Lets begin with Hunt himself. He is the engine thats driving this engine-spurting vehicular mayhem isn't he? If you remember the goings on in the previous mission, ghost protocol well enough, you might as well know that Ethan and the IMF were in a way responsible for the bombings in Cremlin all due to their sheer recklessness. Now Allen Hunley, the head of the CIA, played by Alec Baldin is hellbent on IMF being disbanded. Why? Because he also thinks batman IMF is a reckless vigilante. In a senate oversight committe meeting alongside IMF's agent William(Jeremy Renner) Baldin succeeds in disbanding the IMF and thereby absorbing them into CIA.

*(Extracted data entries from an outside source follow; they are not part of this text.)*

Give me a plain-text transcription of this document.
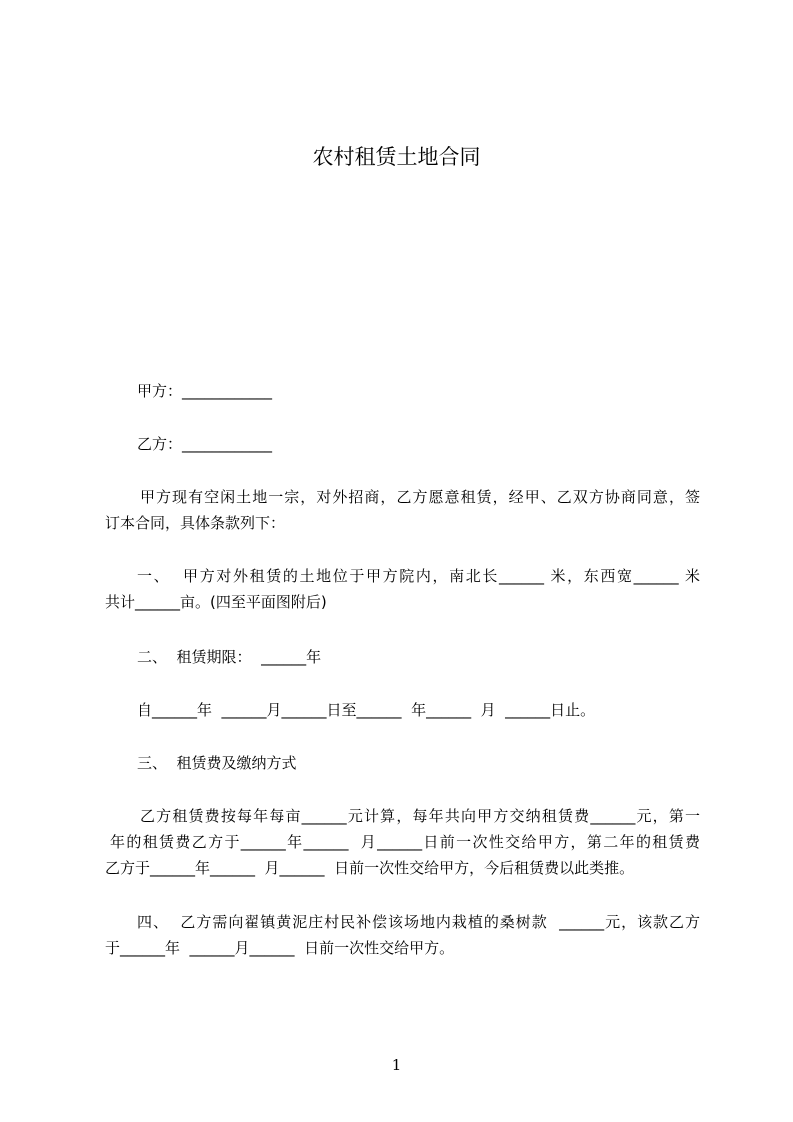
农村租赁土地合同
甲方：____________
乙方：____________
甲方现有空闲土地一宗，对外招商，乙方愿意租赁，经甲、乙双方协商同意，签
订本合同，具体条款列下：
一、  甲方对外租赁的土地位于甲方院内，南北长______ 米，东西宽______ 米
共计______亩。(四至平面图附后)
二、  租赁期限：  ______年
自______年  ______月______日至______  年______  月  ______日止。
三、  租赁费及缴纳方式
乙方租赁费按每年每亩______元计算，每年共向甲方交纳租赁费______元，第一
年的租赁费乙方于______年______  月______日前一次性交给甲方，第二年的租赁费
乙方于______年______  月______  日前一次性交给甲方，今后租赁费以此类推。
四、  乙方需向翟镇黄泥庄村民补偿该场地内栽植的桑树款  ______元，该款乙方
于______年  ______月______  日前一次性交给甲方。
1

Out in the cold, Ethan has other problems to care about besides the IMF getting disbanded and his once close friends William and Benjee getting degraded into mere "data mining computer geeks." He is after a criminal organization called "The Syndicate" a criminal organization killing world leaders for god knows what purposes? To take world controle? So be it. James Bond would welcome that with both hands.(This plot actually takes cues from none other than the Bourne series itself.)
Hunt believes the syndicate is the real deal but, yet, few buys his story. Even the re-recruited Benjee has his eye brows raised while William agrees to his highly dangerous plans albeit grudgingly. To track down the origins of The Syndicate and thereby prove his and in-turn the IMF's worth, hunt has to surpass obstacles that are, for once, beyond the impossible.

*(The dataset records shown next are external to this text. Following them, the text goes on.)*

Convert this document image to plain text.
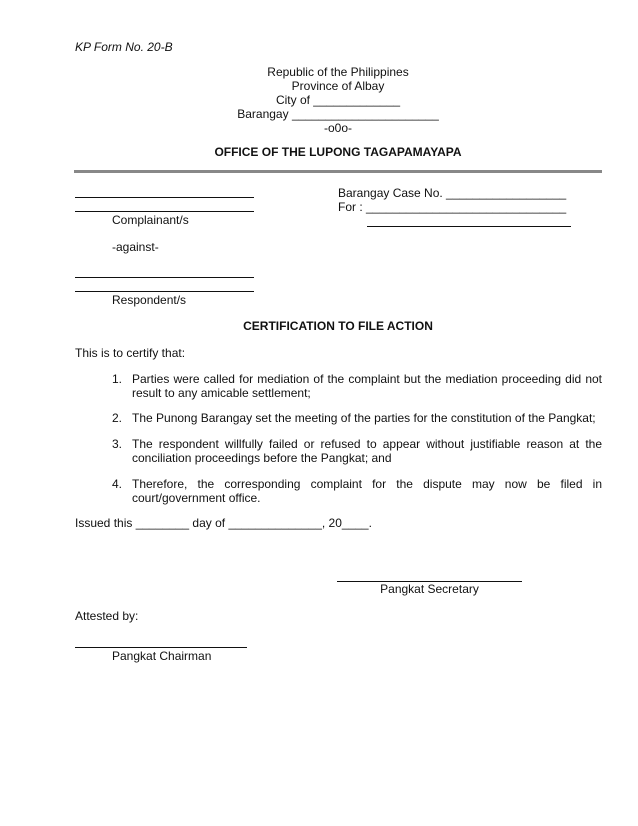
KP Form No. 20-B
Republic of the Philippines
Province of Albay
City of _____________
Barangay ______________________
-o0o-
OFFICE OF THE LUPONG TAGAPAMAYAPA
Complainant/s
-against-
Respondent/s
Barangay Case No. __________________
For : ______________________________
CERTIFICATION TO FILE ACTION
This is to certify that:
1. Parties were called for mediation of the complaint but the mediation proceeding did not result to any amicable settlement;
2. The Punong Barangay set the meeting of the parties for the constitution of the Pangkat;
3. The respondent willfully failed or refused to appear without justifiable reason at the conciliation proceedings before the Pangkat; and
4. Therefore, the corresponding complaint for the dispute may now be filed in court/government office.
Issued this ________ day of ______________, 20____.
Pangkat Secretary
Attested by:
Pangkat Chairman
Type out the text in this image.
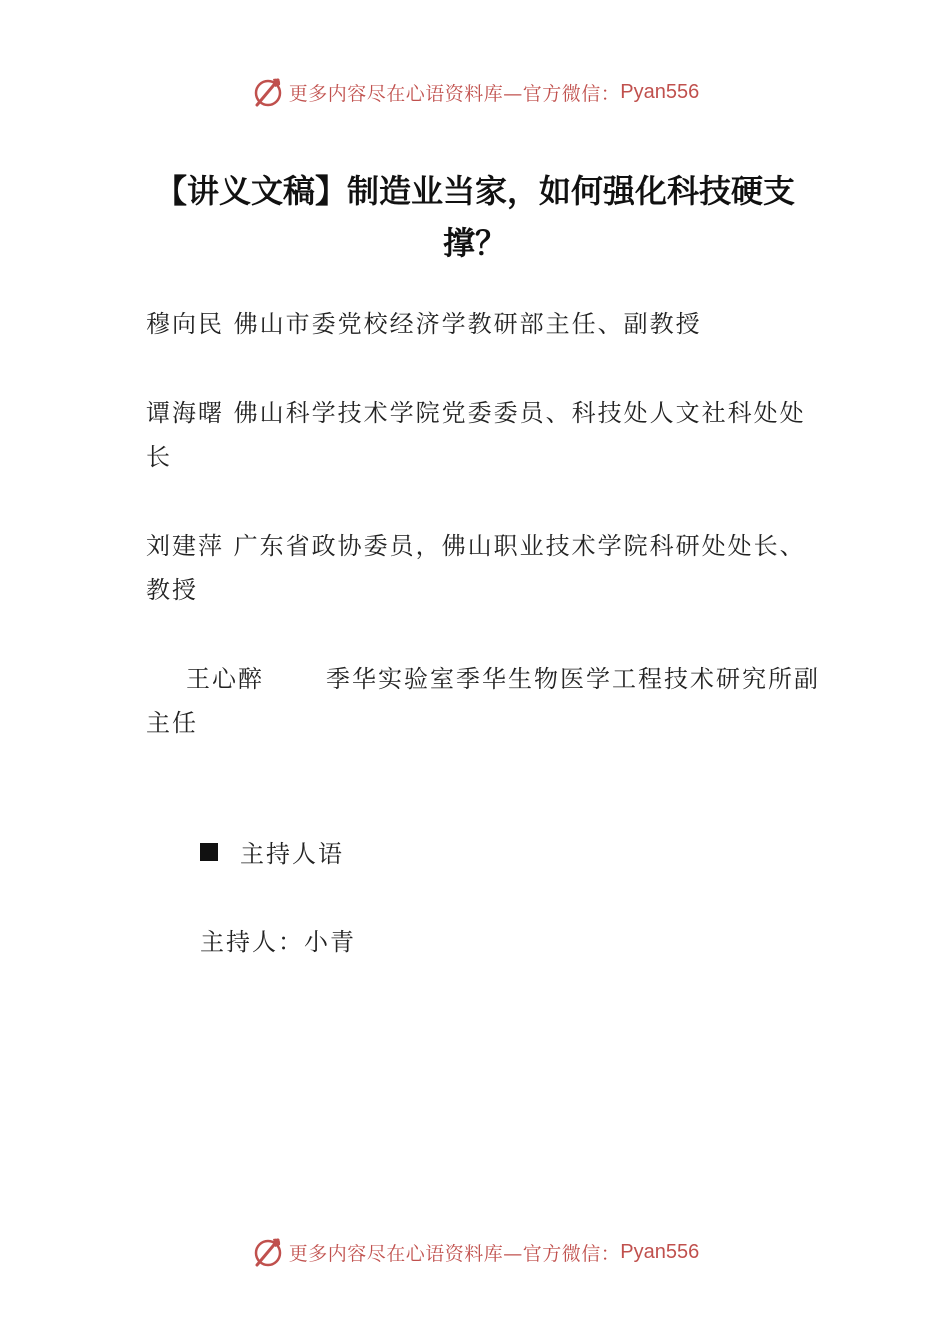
更多内容尽在心语资料库—官方微信： Pyan556
【讲义文稿】制造业当家，如何强化科技硬支撑？
穆向民 佛山市委党校经济学教研部主任、副教授
谭海曙 佛山科学技术学院党委委员、科技处人文社科处处长
刘建萍 广东省政协委员，佛山职业技术学院科研处处长、教授
王心醉	季华实验室季华生物医学工程技术研究所副主任
主持人语
主持人：小青
更多内容尽在心语资料库—官方微信： Pyan556
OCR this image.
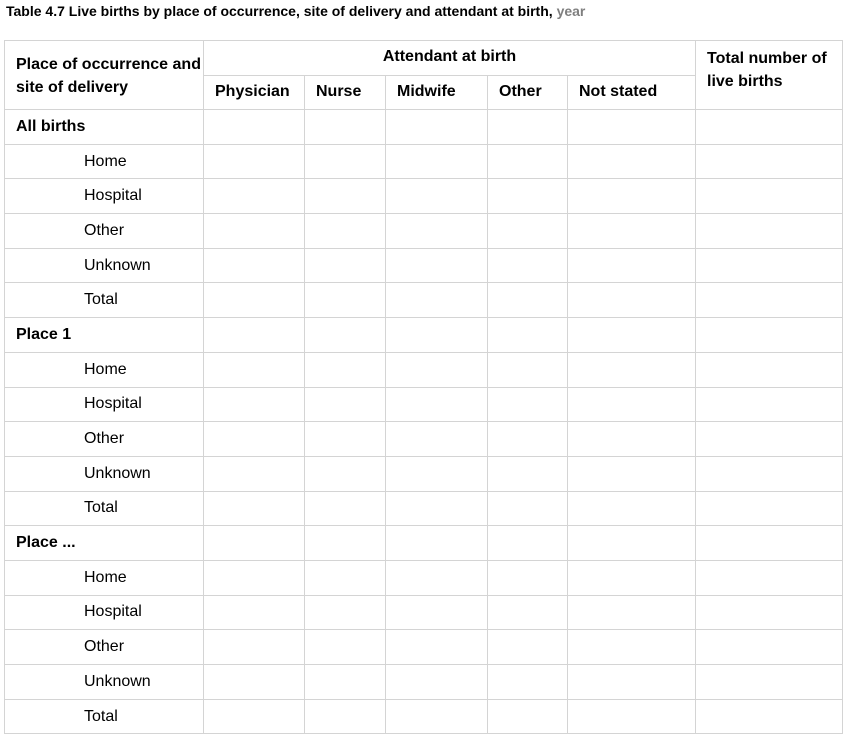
Table 4.7 Live births by place of occurrence, site of delivery and attendant at birth, year
Place of occurrence and site of delivery	Attendant at birth					Total number of live births
	Physician	Nurse	Midwife	Other	Not stated	
All births						
Home						
Hospital						
Other						
Unknown						
Total						
Place 1						
Home						
Hospital						
Other						
Unknown						
Total						
Place ...						
Home						
Hospital						
Other						
Unknown						
Total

Apart from the stereotyped villain/s and the obligatory supporting casts, rogue nation also sports a revelation in Rebecca Ferguson in a role that perfectly marries the blonde haired double agents of the Hitchcock era and the seductive and kinetic brilliance of black widow from the Joss Whedon marvels comics.

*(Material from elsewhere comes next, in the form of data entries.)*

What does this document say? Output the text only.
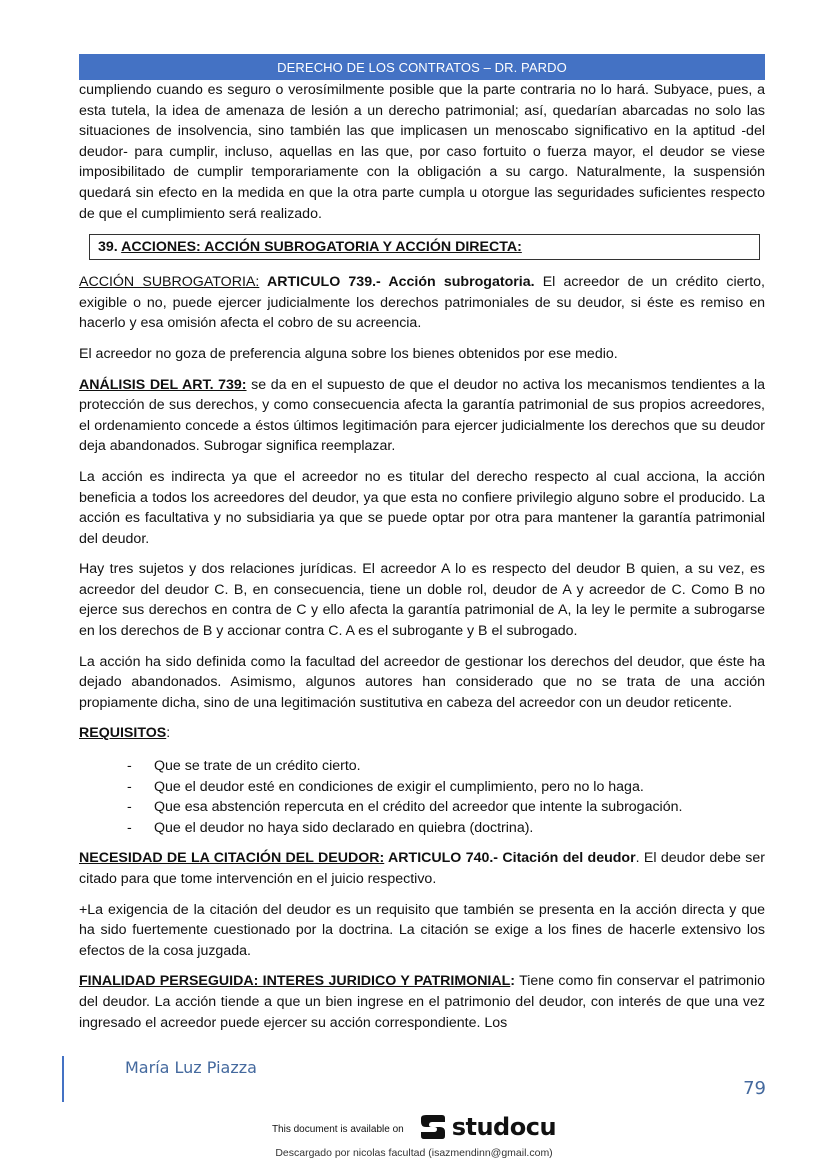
DERECHO DE LOS CONTRATOS – DR. PARDO

cumpliendo cuando es seguro o verosímilmente posible que la parte contraria no lo hará. Subyace, pues, a esta tutela, la idea de amenaza de lesión a un derecho patrimonial; así, quedarían abarcadas no solo las situaciones de insolvencia, sino también las que implicasen un menoscabo significativo en la aptitud -del deudor- para cumplir, incluso, aquellas en las que, por caso fortuito o fuerza mayor, el deudor se viese imposibilitado de cumplir temporariamente con la obligación a su cargo. Naturalmente, la suspensión quedará sin efecto en la medida en que la otra parte cumpla u otorgue las seguridades suficientes respecto de que el cumplimiento será realizado.

39. ACCIONES: ACCIÓN SUBROGATORIA Y ACCIÓN DIRECTA:

ACCIÓN SUBROGATORIA: ARTICULO 739.- Acción subrogatoria. El acreedor de un crédito cierto, exigible o no, puede ejercer judicialmente los derechos patrimoniales de su deudor, si éste es remiso en hacerlo y esa omisión afecta el cobro de su acreencia.

El acreedor no goza de preferencia alguna sobre los bienes obtenidos por ese medio.

ANÁLISIS DEL ART. 739: se da en el supuesto de que el deudor no activa los mecanismos tendientes a la protección de sus derechos, y como consecuencia afecta la garantía patrimonial de sus propios acreedores, el ordenamiento concede a éstos últimos legitimación para ejercer judicialmente los derechos que su deudor deja abandonados. Subrogar significa reemplazar.

La acción es indirecta ya que el acreedor no es titular del derecho respecto al cual acciona, la acción beneficia a todos los acreedores del deudor, ya que esta no confiere privilegio alguno sobre el producido. La acción es facultativa y no subsidiaria ya que se puede optar por otra para mantener la garantía patrimonial del deudor.

Hay tres sujetos y dos relaciones jurídicas. El acreedor A lo es respecto del deudor B quien, a su vez, es acreedor del deudor C. B, en consecuencia, tiene un doble rol, deudor de A y acreedor de C. Como B no ejerce sus derechos en contra de C y ello afecta la garantía patrimonial de A, la ley le permite a subrogarse en los derechos de B y accionar contra C. A es el subrogante y B el subrogado.

La acción ha sido definida como la facultad del acreedor de gestionar los derechos del deudor, que éste ha dejado abandonados. Asimismo, algunos autores han considerado que no se trata de una acción propiamente dicha, sino de una legitimación sustitutiva en cabeza del acreedor con un deudor reticente.

REQUISITOS:

- Que se trate de un crédito cierto.
- Que el deudor esté en condiciones de exigir el cumplimiento, pero no lo haga.
- Que esa abstención repercuta en el crédito del acreedor que intente la subrogación.
- Que el deudor no haya sido declarado en quiebra (doctrina).

NECESIDAD DE LA CITACIÓN DEL DEUDOR: ARTICULO 740.- Citación del deudor. El deudor debe ser citado para que tome intervención en el juicio respectivo.

+La exigencia de la citación del deudor es un requisito que también se presenta en la acción directa y que ha sido fuertemente cuestionado por la doctrina. La citación se exige a los fines de hacerle extensivo los efectos de la cosa juzgada.

FINALIDAD PERSEGUIDA: INTERES JURIDICO Y PATRIMONIAL: Tiene como fin conservar el patrimonio del deudor. La acción tiende a que un bien ingrese en el patrimonio del deudor, con interés de que una vez ingresado el acreedor puede ejercer su acción correspondiente. Los

María Luz Piazza
79
This document is available on studocu
Descargado por nicolas facultad (isazmendinn@gmail.com)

For once Christopher McQuarrie gets the lead combination right. As Tom Cruises right hand, Rebecca is just simply alluring. Perfectly finding a balance between deadly Vixen and being thigh-boastng, cleavage-showing eye candy that is.
The dialogue is rich and sublime, not surprisingly so from the hands of an once Academy award winner who has given us such classics as "The greatest trick the devil ever pulled" etc etc(for the usual suspects). At one point Benjee welcomes Ethan with a sly remark "Well let me guess, presumed dead?" Ethan replies "Well tonight I just made it official".
Although marred by an overwrought and often incoherent script that ultimately takes itself too seriously, and derailing itself from the irrestible gimmicks of the original trilogy the film works best when McQuarrie stages spectacular set pieces, like the one at the Vienna opera house which evokes memories of Hitchcock's "The Man Who Knew Too Much."
My favourite however is a Moroccan motorcycle chase sequence and an underwater sequence, which showcases Robert Elswit, the great cinematographer at his helm.
Now, if only the plot made sense and the action contained more of the same, the movie could have made better use of the talents it has to offer. Like the old saying goes - sum of its parts is better than the whole. My rating? 2.5/5. MS still don't have a half rating option. How sad?